Member of the Nebraska Legislature from the 17th district
- In office 1993–2009
- Preceded by: Kurt Hohenstein
- Succeeded by: Robert Giese

Personal details
- Born: May 18, 1932 South Sioux City, Nebraska, U.S.
- Died: December 5, 2022 (aged 90) South Sioux City, Nebraska, U.S.
- Party: Democratic (before 2006) Republican (after 2006)
- Alma mater: University of Nebraska

= L. Patrick Engel =

American politician (1932–2022)

Leo Patrick Engel (May 18, 1932 – December 5, 2022) was an American politician from the state of Nebraska. A resident of South Sioux City, Engel served four terms in the Nebraska Legislature, from 1993 to 2009.

Engel was born on May 18, 1932, in South Sioux City. He graduated from the South Sioux City Public Schools and the University of Nebraska. He served in the U.S. Air Force as an intelligence officer.

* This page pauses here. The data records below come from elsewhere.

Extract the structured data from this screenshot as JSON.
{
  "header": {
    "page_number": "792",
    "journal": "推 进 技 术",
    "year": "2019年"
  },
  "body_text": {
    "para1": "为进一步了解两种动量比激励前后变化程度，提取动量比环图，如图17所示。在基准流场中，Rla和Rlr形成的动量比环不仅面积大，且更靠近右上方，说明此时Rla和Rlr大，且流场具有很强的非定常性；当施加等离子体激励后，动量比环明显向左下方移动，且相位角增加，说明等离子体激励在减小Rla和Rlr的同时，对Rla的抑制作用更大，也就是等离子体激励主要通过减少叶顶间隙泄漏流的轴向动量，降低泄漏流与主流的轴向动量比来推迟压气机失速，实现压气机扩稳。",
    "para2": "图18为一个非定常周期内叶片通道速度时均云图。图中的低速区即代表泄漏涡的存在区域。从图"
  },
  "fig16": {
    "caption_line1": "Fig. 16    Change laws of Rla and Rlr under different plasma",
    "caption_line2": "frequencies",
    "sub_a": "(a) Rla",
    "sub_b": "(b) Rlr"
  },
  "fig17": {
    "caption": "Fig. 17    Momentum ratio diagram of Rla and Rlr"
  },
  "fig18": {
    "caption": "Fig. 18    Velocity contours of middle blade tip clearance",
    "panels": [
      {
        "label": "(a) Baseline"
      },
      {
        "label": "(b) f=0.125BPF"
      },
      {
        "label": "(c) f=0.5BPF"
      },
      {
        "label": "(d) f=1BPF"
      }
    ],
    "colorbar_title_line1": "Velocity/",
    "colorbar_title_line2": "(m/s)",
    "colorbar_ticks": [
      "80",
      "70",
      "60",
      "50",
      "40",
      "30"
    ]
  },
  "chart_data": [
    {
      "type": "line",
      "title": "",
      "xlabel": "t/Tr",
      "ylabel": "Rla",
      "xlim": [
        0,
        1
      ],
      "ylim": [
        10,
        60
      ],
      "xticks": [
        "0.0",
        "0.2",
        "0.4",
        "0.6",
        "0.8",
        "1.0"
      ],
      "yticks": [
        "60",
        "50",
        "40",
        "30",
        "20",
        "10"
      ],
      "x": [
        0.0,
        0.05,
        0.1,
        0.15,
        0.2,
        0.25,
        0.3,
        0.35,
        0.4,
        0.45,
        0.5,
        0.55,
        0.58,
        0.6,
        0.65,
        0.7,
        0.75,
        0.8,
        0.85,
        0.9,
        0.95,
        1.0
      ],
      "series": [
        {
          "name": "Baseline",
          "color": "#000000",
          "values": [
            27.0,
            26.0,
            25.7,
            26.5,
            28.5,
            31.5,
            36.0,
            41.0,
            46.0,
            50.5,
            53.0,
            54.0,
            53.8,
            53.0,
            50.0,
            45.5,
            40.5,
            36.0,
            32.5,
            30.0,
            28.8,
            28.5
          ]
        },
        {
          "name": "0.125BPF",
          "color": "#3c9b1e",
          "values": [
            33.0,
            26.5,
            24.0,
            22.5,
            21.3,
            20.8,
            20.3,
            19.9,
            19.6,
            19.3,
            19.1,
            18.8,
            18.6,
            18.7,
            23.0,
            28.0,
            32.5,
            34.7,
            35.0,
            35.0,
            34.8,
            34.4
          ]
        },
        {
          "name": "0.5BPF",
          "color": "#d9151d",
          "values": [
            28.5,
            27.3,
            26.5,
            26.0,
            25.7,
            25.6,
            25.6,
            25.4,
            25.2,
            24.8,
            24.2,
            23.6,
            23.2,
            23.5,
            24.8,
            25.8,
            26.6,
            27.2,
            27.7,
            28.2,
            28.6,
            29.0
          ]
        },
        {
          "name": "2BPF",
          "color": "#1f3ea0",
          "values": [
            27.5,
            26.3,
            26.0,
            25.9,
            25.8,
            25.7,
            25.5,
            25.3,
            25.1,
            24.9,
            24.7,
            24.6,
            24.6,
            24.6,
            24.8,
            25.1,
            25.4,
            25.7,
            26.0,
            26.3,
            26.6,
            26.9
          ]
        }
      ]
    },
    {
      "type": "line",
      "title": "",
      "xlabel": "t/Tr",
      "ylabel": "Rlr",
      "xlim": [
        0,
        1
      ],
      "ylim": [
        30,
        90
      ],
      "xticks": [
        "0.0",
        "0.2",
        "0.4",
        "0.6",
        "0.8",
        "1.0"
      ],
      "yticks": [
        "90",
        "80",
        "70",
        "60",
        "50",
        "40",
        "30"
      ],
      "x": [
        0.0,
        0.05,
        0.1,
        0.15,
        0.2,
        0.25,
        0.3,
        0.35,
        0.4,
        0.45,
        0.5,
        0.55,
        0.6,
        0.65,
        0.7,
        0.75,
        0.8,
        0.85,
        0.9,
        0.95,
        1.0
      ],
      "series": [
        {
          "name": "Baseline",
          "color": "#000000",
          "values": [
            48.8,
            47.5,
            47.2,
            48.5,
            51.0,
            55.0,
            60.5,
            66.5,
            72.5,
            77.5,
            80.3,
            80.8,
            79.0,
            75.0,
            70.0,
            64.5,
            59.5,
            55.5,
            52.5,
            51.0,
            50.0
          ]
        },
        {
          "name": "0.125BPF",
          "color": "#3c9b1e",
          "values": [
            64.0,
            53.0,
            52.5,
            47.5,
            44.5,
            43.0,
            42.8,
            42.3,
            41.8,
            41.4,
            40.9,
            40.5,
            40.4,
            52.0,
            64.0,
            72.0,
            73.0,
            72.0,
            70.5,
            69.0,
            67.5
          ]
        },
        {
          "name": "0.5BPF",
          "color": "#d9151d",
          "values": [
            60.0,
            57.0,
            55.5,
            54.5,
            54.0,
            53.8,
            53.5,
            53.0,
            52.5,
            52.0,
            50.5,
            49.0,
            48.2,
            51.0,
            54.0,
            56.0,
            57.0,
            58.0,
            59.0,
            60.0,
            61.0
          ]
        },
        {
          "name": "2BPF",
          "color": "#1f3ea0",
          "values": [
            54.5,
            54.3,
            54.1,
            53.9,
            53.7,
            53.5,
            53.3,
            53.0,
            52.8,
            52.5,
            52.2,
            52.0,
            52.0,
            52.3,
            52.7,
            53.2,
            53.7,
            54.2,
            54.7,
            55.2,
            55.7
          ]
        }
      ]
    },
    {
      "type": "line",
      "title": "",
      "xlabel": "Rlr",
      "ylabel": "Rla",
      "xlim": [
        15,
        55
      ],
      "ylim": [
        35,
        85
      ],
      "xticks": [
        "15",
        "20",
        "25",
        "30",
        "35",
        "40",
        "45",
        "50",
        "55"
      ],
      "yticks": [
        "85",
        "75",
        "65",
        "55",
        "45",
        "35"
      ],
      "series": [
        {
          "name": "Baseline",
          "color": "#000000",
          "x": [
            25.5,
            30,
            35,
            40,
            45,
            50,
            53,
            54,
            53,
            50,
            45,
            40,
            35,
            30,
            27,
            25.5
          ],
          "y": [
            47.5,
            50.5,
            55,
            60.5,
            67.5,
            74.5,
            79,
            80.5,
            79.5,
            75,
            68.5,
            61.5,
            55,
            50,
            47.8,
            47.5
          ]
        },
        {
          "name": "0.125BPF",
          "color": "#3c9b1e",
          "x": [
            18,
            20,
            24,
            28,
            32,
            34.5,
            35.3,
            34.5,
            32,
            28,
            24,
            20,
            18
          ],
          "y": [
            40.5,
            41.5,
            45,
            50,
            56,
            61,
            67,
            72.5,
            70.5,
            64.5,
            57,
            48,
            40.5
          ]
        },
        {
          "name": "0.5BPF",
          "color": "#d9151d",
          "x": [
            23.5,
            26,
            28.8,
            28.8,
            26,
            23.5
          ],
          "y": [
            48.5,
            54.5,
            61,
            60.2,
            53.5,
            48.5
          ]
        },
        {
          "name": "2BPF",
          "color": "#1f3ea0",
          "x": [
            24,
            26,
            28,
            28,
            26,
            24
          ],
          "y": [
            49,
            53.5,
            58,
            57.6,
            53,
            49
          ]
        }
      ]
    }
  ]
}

He served on the school boards of St. Michael's and of South Sioux City, and as a Dakota county commissioner.

Engel was appointed to represent the 17th District in the Nebraska State Legislature on September 1, 1993, replacing Kurt Hohenstein. He was then elected to the seat in 1994, and reelected in 1996, 2000, and 2004.

In the Legislature, Engel chaired the Executive Board and the Reference Committee, and sat on the Appropriations Committee and the Legislative Performance Audit Committee.

Engel died on December 5, 2022, at the age of 90.